One path submitted by FAA to public discussion  is the “geo-fencing” of the UAV through proof that unmanned aircraft can be confined to a volume defined by geographical coordinates and ceilings above ground level and maintain itself within this volume by its own means. To prove the geo-fencing ability, the UAV must handle the failure, degradation or nefarious jamming of Global Navigation Satellite System signals [GNSS] (this is a security issue] and degradation or loss of communications to the ground station and pilot. Under such constraints, using RPAS to perform an inspection of a power line, or any other linear infrastructure, for that matter, would require a succession of NOTAM (Notice to Airmen) closing small volumes of airspace containing the confinement volume and around it for the duration of the inspection.
 While RPAS and UAV acronyms are often confused, the authors use RPAS for the whole system, including aircraft, ground station and support systems (such as communication relays) and UAV for the aircraft actually flying under the command of a remote pilot on the ground or an embarked autonomous auto-pilot.
The authors propose an extension of this principle in case of RPAS inspecting power lines. As the inspection assignment involves sensors capable of measuring distances between objects in 3D space, such signals could be used in real-time to track the distance from the UAV to the target of the inspection (be it a power line, a pipeline or other). The most common technology for this purpose is LiDAR coupled with GPS and Attitude and Heading Reference Systems [AHRS]. Most providers of inspection services from helicopters do not process such data in real time due to the complexity and computational effort they require. However, the authors’ organisation introduced PLMI (Power Line Maintenance Inspection in 2007, which is a system for helicopters whose novelty to the market included the real-time measurement of distance to the lines, to the ground and all other surrounding objects in real-time to, primarily, improve safety of crews and, secondarily, quality of service.
If such tools are combined with a supervisory module within the auto-pilot of an UAV, it ought to ensure the UAV keeps within the specified volume of the target at the same time making sure it does not come too close to protect the lines and the UAV from contact.
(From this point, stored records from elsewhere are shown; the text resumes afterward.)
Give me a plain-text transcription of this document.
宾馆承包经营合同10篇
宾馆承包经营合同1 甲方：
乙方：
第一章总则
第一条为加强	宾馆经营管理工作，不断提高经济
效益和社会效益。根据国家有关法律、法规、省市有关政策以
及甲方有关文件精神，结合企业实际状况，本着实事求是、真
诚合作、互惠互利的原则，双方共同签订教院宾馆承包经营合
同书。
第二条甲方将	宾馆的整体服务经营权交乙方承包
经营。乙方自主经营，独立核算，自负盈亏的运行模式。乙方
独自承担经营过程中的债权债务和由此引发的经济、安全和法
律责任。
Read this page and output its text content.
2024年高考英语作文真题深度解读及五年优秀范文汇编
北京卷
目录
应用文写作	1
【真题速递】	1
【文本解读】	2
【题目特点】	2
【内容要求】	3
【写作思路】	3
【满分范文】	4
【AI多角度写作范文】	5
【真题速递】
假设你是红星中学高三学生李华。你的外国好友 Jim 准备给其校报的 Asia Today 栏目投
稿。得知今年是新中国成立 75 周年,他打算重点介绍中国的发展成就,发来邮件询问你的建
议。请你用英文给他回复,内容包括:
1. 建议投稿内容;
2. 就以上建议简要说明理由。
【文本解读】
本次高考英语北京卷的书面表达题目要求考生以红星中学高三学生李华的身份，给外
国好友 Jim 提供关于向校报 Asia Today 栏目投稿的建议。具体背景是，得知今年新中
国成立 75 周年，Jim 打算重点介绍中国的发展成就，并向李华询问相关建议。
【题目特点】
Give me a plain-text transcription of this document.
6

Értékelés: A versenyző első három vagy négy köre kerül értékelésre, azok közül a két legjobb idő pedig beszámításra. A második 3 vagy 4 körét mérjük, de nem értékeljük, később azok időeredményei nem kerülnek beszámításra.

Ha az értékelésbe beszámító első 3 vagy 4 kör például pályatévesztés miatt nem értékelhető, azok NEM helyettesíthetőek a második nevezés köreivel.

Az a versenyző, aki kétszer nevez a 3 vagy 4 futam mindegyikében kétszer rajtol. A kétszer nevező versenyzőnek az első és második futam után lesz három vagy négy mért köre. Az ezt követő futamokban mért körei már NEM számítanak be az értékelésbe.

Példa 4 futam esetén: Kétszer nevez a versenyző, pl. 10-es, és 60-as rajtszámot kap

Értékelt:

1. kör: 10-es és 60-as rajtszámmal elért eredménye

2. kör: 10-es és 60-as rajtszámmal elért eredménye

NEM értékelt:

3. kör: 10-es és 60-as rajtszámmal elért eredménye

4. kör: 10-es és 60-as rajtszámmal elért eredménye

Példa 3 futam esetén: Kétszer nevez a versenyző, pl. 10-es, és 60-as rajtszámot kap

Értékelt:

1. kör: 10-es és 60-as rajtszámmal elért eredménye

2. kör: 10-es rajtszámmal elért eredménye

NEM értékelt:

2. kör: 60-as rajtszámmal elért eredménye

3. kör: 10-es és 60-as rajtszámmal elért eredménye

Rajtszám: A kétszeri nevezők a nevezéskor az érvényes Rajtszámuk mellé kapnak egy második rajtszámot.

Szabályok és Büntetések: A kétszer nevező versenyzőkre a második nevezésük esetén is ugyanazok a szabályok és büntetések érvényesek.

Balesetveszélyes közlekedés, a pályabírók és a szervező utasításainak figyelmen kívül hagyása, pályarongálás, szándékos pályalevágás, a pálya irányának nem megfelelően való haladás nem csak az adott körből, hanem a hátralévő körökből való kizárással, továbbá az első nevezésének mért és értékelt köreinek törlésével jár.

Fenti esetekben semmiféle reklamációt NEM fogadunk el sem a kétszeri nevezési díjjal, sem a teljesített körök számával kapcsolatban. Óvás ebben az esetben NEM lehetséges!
Taking inspiration from “geo-fencing” the authors call it “target-fencing”.
As long as the infrastructure is continuous, the UAV can follow it, relying on target-fencing to bind the UAV to a safe distance from the target and within the confined airspace. This can be combined with geo-fencing to approach and leave the infra-structure and to provide maps to assist navigation and waypoint following. In case there are intermissions in the infrastructure (such as underground cables or pipelines or road or railroad tunnels), the UAV would rely on geo-fencing alone possibly coupled with a behaviour to follow the canopy (or the digital surface model being generated in real-time), until the infrastructure resumes.
The paper shall discuss the technical aspects of the implementation of such “target-fencing” applied to multi-copter style UAV. Its application to fixed wing UAV should be introduced.